We still laugh about it at home, parking up in Scoil Uí Chonaill and seeing the looks of bemusement on the stewards faces as we streamed out of the back of the van, like a scene from a cartoon.
The Road Safety Authority are probably delighted things like that don't happen any more, but I think it's a shame that what seems like a whole generation will have no memories of going to Laois games. Granted, Laois were winning at the time and it seemed like the whole county migrated to wherever they were playing, but the support has plummeted in recent years.
In the first of these blogs I mentioned that I enjoyed the away games, because something interesting invariably happens when you are on the road, meeting new people and seeing new things.
That sense is multiplied when you cross into Northern Ireland, a place where it feels like everything is screaming at you. Tricolours and Union Jacks litter the roads, churches want you to be reborn, and you get an anti-abortion leaflet left on your car window while you're at the game. To me at least, nobody ever seems particularly at ease.
Apart from one guy, that is. With it being election season in the North, the roads are festooned with the usual posters of po-faced politicians looking for a vote, but one man stood out from the rest. Emmet Crossan's poster urged voters to 'Educate, Regulate, Medicate', which seemed like the kind of thing Dr Dre would come up with, if he was an actual doctor.
I'd imagine Emmet and his pro-cannabis leanings have about as much chance of getting elected as Marty Morrissey has of winning Miss Universe, but at least he offered a break from the austere nature of everything else.
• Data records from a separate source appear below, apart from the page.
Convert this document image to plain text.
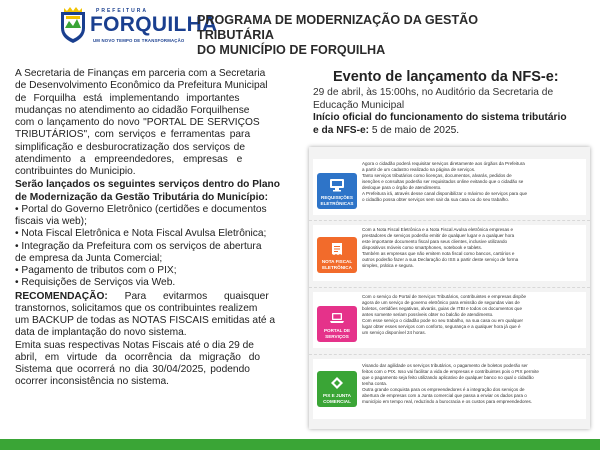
PREFEITURA
FORQUILHA
UM NOVO TEMPO DE TRANSFORMAÇÃO
PROGRAMA DE MODERNIZAÇÃO DA GESTÃO TRIBUTÁRIA
DO MUNICÍPIO DE FORQUILHA
A Secretaria de Finanças em parceria com a Secretaria
de Desenvolvimento Econômico da Prefeitura Municipal
de Forquilha está implementando importantes
mudanças no atendimento ao cidadão Forquilhense
com o lançamento do novo "PORTAL DE SERVIÇOS
TRIBUTÁRIOS", com serviços e ferramentas para
simplificação e desburocratização dos serviços de
atendimento a empreendedores, empresas e
contribuintes do Municipio.
Serão lançados os seguintes serviços dentro do Plano
de Modernização da Gestão Tributária do Município:
• Portal do Governo Eletrônico (certidões e documentos
fiscais via web);
• Nota Fiscal Eletrônica e Nota Fiscal Avulsa Eletrônica;
• Integração da Prefeitura com os serviços de abertura
de empresa da Junta Comercial;
• Pagamento de tributos com o PIX;
• Requisições de Serviços via Web.
RECOMENDAÇÃO: Para evitarmos quaisquer
transtornos, solicitamos que os contribuintes realizem
um BACKUP de todas as NOTAS FISCAIS emitidas até a
data de implantação do novo sistema.
Emita suas respectivas Notas Fiscais até o dia 29 de
abril, em virtude da ocorrência da migração do
Sistema que ocorrerá no dia 30/04/2025, podendo
ocorrer inconsistência no sistema.
Evento de lançamento da NFS-e:
29 de abril, às 15:00hs, no Auditório da Secretaria de
Educação Municipal
Início oficial do funcionamento do sistema tributário
e da NFS-e: 5 de maio de 2025.
REQUISIÇÕES ELETRÔNICAS
Agora o cidadão poderá requisitar serviços diretamente aos órgãos da Prefeitura
a partir de um cadastro realizado na página de serviços.
Tanto serviços tributários como licenças, documentos, alvarás, pedidos de
isenções e consultas poderão ser requisitados online evitando que o cidadão se
desloque para o órgão de atendimento.
A Prefeitura irá, através desse canal disponibilizar o máximo de serviços para que
o cidadão possa obter serviços sem sair da sua casa ou do seu trabalho.
NOTA FISCAL ELETRÔNICA
Com a Nota Fiscal Eletrônica e a Nota Fiscal Avulsa eletrônica empresas e
prestadores de serviços poderão emitir de qualquer lugar e a qualquer hora
este importante documento fiscal para seus clientes, inclusive utilizando
dispositivos móveis como smartphones, notebook e tablets.
Também as empresas que não emitem nota fiscal como bancos, cartórios e
outros poderão fazer a sua Declaração do ISS a partir deste serviço de forma
simples, prática e segura.
PORTAL DE SERVIÇOS
Com o serviço do Portal de Serviços Tributários, contribuintes e empresas dispõe
agora de um serviço de governo eletrônico para emissão de segundas vias de
boletos, certidões negativas, alvarás, guias de ITBI e todos os documentos que
antes somente seriam possíveis obter no balcão de atendimento.
Com esse serviço o cidadão pode no seu trabalho, na sua casa ou em qualquer
lugar obter esses serviços com conforto, segurança e a qualquer hora já que é
um serviço disponível 24 horas.
PIX E JUNTA COMERCIAL
Visando dar agilidade os serviços tributários, o pagamento de boletos poderão ser
feitos com o PIX. Isso vai facilitar a vida de empresas e contribuintes pois o PIX permite
que o pagamento seja feito utilizando aplicativo de qualquer banco no qual o cidadão
tenha conta.
Outra grande conquista para os empreendedores é a integração dos serviços de
abertura de empresas com a Junta comercial que passa a enviar os dados para o
município em tempo real, reduzindo a burocracia e os custos para empreendedores.
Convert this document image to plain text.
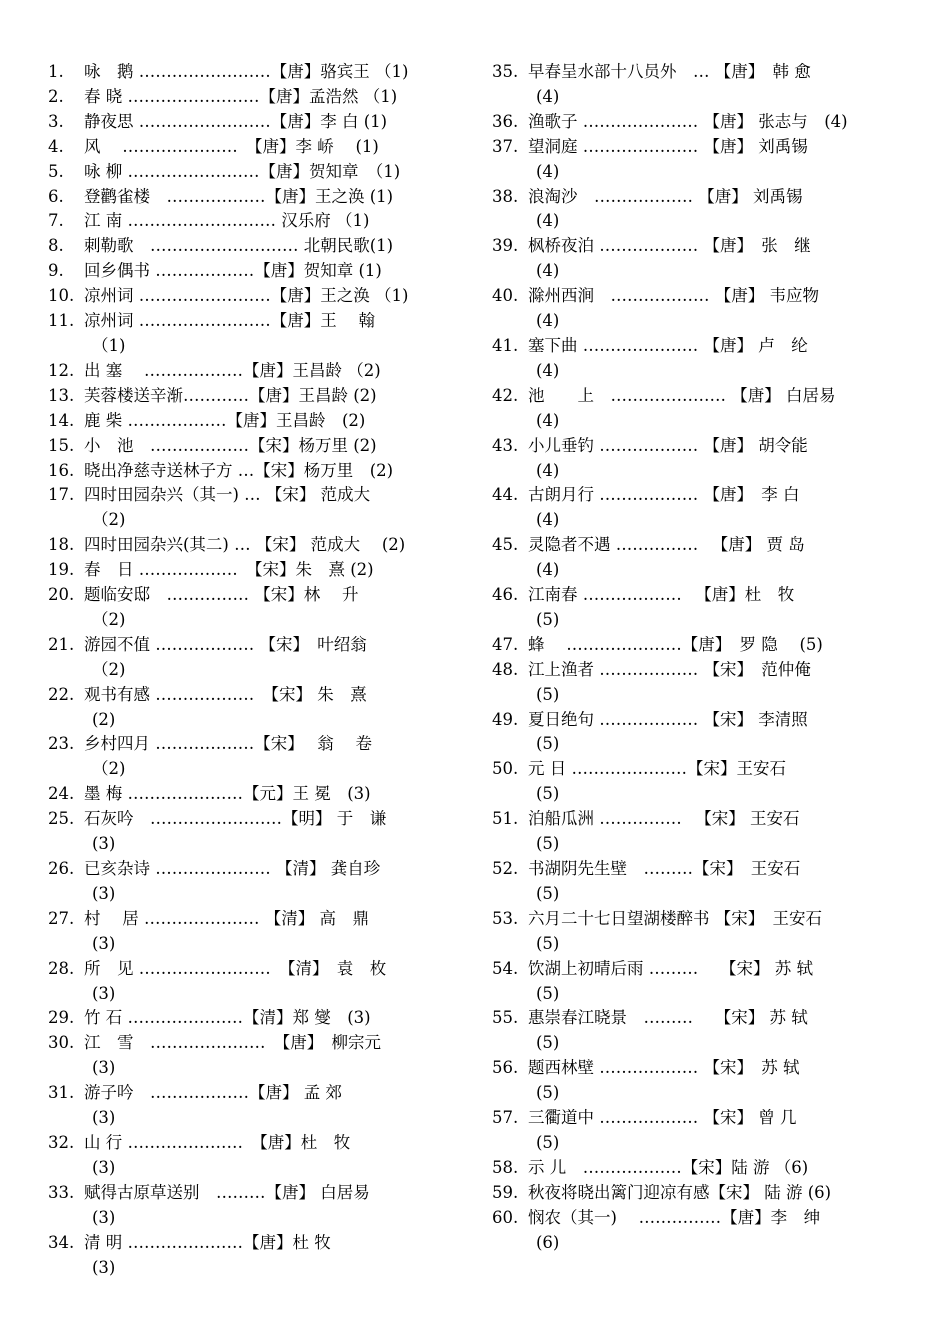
1.	咏　鹅 ……………………【唐】骆宾王 （1)
2.	春 晓 ……………………【唐】孟浩然 （1)
3.	静夜思 ……………………【唐】李 白 (1)
4.	风　 …………………　【唐】李 峤　 (1)
5.	咏 柳 ……………………【唐】贺知章　（1)
6.	登鹳雀楼　………………【唐】王之涣 (1)
7.	江 南 ……………………… 汉乐府 （1)
8.	刺勒歌　……………………… 北朝民歌(1)
9.	回乡偶书 ………………【唐】贺知章 (1)
10. 凉州词 ……………………【唐】王之涣 （1)
11. 凉州词 ……………………【唐】王　 翰
（1)
12. 出 塞　 ………………【唐】王昌龄 （2)
13. 芙蓉楼送辛渐…………【唐】王昌龄 (2)
14. 鹿 柴 ………………【唐】王昌龄　(2)
15. 小　池　………………【宋】杨万里 (2)
16. 晓出净慈寺送林子方 …【宋】杨万里　(2)
17. 四时田园杂兴（其一) … 【宋】 范成大
（2)
18. 四时田园杂兴(其二) … 【宋】 范成大　 (2)
19. 春　日 ………………　【宋】朱　熹 (2)
20. 题临安邸　…………… 【宋】林　 升
（2)
21. 游园不值 ……………… 【宋】　叶绍翁
（2)
22. 观书有感 ………………　【宋】 朱　熹
(2)
23. 乡村四月 ………………【宋】　 翁　 卷
（2)
24. 墨 梅 …………………【元】王 冕　(3)
25. 石灰吟　……………………【明】 于　谦
(3)
26. 已亥杂诗 ………………… 【清】 龚自珍
(3)
27. 村　 居 ………………… 【清】 高　鼎
(3)
28. 所　见 ……………………　【清】　袁　枚
(3)
29. 竹 石 …………………【清】郑 燮　(3)
30. 江　雪　…………………　【唐】　柳宗元
(3)
31. 游子吟　………………【唐】 孟 郊
(3)
32. 山 行 …………………　【唐】杜　牧
(3)
33. 赋得古原草送别　………【唐】 白居易
(3)
34. 清 明 …………………【唐】杜 牧
(3)
35. 早春呈水部十八员外　… 【唐】　韩 愈
(4)
36. 渔歌子 ………………… 【唐】 张志与　(4)
37. 望洞庭 ………………… 【唐】 刘禹锡
(4)
38. 浪淘沙　……………… 【唐】 刘禹锡
(4)
39. 枫桥夜泊 ……………… 【唐】　张　继
(4)
40. 滁州西涧　……………… 【唐】 韦应物
(4)
41. 塞下曲 ………………… 【唐】 卢　纶
(4)
42. 池　　上　………………… 【唐】 白居易
(4)
43. 小儿垂钓 ……………… 【唐】 胡令能
(4)
44. 古朗月行 ……………… 【唐】　李 白
(4)
45. 灵隐者不遇 …………… 　【唐】 贾 岛
(4)
46. 江南春 ……………… 　【唐】杜　牧
(5)
47. 蜂　 …………………【唐】　罗 隐　 (5)
48. 江上渔者 ……………… 【宋】　范仲俺
(5)
49. 夏日绝句 ……………… 【宋】 李清照
(5)
50. 元 日 …………………【宋】王安石
(5)
51. 泊船瓜洲 …………… 　【宋】 王安石
(5)
52. 书湖阴先生壁　………【宋】　王安石
(5)
53. 六月二十七日望湖楼醉书 【宋】　王安石
(5)
54. 饮湖上初晴后雨 ………　 【宋】 苏 轼
(5)
55. 惠崇春江晓景　………　 【宋】 苏 轼
(5)
56. 题西林壁 ……………… 【宋】　苏 轼
(5)
57. 三衢道中 ……………… 【宋】 曾 几
(5)
58. 示 儿　………………【宋】陆 游 （6)
59. 秋夜将晓出篱门迎凉有感【宋】 陆 游 (6)
60. 悯农（其一)　 ……………【唐】李　绅
(6)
Laois provided another break from it, tearing into Armagh from the start and playing some impressive football on the counter-attack. Sean Ramsbottom's perfect pass to Niall Donoher allowed the Courtwood man to score the first goal, as they raced into the lead. For about fifteen minutes before and after half time though, Laois were poor.
Armagh kicked seven points in a row in the second half to go five in front, and all looked lost. That was until Niall Donoher kicked a point, Laois pressured the kickout, forcing a mistake and setting Donie Kingston through on goal. He was hauled down for a penalty, took it himself, and found the bottom corner. Game on.
The last ten minutes were absolutely frantic. Kevin Meaney had a goal chance brilliantly saved, Armagh kept losing the ball inside their own 45 yard line, and Laois hounded them into one mistake after another.
With normal time up, Laois won a free 45 yards out, in front of the goal, and into a stiff breeze. With an Armagh man down injured, Donie Kingston had to wait for a good two minutes before he could take it. It was a pressure kick in every sense of the word, and he dropped the ball straight over the black spot for a brilliant score.
Darren Strong then intercepted the kick out and hit the winner, Paul Kingston and Aidan Forker were sent off, and Armagh missed a free with the last kick of the game to level it. And breathe.
It was a hell of a comeback from Laois. It was just a pity there was hardly anyone there to see it.